Here are few ideas of some other kinds of interactions you might consider exploring with ChatGPT...

> While these are likely to be extremely practically valuable, they are not a part of the homework assignment, so do not include anything related to these in your homework submission

- With respect to improving ones ability in statistics, coding, communication, and other key data science skills
    - what is ChatGPTs perception its own capabilities and uses as an AI-driven assistance tool 
    - and does ChatGPTs assessment of itself influence or agree with your own evalution of ChatGPT? 

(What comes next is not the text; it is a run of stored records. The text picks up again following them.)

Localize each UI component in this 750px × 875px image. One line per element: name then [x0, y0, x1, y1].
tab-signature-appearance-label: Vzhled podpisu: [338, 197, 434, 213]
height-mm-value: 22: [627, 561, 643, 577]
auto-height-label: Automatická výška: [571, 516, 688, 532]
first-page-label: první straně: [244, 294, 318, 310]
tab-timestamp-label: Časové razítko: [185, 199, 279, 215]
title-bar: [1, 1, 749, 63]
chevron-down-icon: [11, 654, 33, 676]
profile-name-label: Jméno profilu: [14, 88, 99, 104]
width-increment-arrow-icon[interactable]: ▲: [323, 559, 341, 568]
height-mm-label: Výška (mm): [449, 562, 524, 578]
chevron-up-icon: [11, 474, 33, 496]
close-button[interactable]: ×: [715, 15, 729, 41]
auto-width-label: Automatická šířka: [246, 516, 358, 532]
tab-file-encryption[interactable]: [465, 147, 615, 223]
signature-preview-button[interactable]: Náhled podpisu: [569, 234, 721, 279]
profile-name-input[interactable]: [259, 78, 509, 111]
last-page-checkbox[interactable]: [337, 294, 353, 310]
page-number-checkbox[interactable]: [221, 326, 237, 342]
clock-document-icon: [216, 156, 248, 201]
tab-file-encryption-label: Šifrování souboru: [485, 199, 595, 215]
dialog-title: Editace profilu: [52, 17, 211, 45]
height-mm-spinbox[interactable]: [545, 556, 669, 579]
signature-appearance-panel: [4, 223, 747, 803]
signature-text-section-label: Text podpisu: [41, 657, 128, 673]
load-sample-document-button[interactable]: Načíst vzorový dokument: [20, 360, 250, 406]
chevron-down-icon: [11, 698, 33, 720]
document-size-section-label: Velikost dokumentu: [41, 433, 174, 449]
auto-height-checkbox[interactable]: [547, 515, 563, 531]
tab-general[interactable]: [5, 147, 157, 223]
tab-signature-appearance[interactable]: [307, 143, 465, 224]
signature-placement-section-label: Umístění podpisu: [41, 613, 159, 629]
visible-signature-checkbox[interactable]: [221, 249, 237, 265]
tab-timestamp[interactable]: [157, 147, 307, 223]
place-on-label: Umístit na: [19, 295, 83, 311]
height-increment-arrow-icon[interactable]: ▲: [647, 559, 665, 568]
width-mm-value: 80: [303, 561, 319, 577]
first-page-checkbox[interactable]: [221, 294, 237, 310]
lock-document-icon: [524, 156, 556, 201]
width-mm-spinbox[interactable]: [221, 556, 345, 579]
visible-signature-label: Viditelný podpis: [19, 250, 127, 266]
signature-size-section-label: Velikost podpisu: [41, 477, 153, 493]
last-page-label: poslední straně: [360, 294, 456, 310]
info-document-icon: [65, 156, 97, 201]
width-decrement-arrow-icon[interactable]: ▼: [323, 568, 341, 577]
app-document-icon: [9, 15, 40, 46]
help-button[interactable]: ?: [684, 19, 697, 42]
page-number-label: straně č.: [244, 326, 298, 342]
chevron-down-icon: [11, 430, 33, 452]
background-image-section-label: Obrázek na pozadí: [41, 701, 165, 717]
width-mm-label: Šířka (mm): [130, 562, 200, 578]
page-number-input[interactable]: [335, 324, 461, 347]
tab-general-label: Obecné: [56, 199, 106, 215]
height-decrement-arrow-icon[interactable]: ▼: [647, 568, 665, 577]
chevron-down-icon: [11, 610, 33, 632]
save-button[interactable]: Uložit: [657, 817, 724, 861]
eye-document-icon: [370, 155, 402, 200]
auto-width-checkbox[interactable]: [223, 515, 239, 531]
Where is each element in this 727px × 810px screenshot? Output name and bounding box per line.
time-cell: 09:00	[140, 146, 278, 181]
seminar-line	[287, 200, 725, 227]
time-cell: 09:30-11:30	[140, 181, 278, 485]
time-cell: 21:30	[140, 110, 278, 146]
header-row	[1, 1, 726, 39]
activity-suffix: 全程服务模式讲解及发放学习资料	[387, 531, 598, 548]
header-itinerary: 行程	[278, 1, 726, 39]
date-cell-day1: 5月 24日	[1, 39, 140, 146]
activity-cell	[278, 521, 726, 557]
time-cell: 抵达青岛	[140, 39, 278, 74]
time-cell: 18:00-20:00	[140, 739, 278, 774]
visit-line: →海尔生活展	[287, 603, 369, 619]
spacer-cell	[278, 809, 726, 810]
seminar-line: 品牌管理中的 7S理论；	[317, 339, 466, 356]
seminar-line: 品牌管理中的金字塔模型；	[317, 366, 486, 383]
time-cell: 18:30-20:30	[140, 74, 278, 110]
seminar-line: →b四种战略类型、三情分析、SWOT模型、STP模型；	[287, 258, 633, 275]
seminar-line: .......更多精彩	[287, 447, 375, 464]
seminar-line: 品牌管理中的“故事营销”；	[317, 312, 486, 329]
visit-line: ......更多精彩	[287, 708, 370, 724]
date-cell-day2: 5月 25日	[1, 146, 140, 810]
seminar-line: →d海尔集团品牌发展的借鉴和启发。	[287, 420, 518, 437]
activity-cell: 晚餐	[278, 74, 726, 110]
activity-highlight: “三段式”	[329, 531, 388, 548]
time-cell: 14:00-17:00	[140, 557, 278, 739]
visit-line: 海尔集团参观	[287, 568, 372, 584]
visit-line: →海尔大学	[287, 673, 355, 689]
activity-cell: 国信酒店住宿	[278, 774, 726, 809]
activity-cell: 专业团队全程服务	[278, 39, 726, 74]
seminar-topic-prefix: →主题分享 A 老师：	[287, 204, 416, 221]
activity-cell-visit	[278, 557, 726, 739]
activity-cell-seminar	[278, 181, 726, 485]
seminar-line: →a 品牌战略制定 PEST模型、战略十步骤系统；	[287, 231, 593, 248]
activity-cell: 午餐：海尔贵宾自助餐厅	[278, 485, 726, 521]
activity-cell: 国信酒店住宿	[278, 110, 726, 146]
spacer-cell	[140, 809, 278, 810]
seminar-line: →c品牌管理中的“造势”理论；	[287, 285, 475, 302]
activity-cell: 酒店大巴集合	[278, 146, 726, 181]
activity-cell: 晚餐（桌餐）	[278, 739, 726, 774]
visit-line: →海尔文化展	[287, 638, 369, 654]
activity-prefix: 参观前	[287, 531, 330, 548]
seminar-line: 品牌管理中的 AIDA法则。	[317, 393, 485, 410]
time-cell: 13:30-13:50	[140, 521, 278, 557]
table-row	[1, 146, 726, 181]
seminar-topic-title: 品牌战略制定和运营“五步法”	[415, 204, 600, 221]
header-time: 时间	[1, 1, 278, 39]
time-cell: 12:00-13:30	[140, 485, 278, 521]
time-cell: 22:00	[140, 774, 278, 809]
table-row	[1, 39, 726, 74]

- ChatGPT can introduce and explain the "World War 2 planes" problem and the "Monte Hall" problem... 
    - how well does it seem to do and showing and explain other "unintuitive surprising statistics paradoxes"?

- If you consider the process of writing about why you chose to take this course, and the skills you were hoping to build through this course with respect to your current ideas about what possible careers 
    - and how do you think the exercise would be different if you framed it as a dialogue with ChatGPT
    - and do you think the difference could be positive and productive, or potentially biasing and distracting?
    
- ChatGPT sometimes immediately responds in simple helpful ways, but other times it gives a lot of information that can be overwheling... are you able to prompt and interact with ChatGPT in manner that keeps its reponses helpful and focused on what you're interested in? 

- ChatGPT tends to respond in a fairly empathetic and supportive tone...
    - do you find it helpful to discuss concerns you might have about succeeding in the course (or entering university more generally) with ChatGPT?
    
- For what purposes and in what contexts do you think ChatGPT could provide suggestions or feedback about your experiences that might be useful?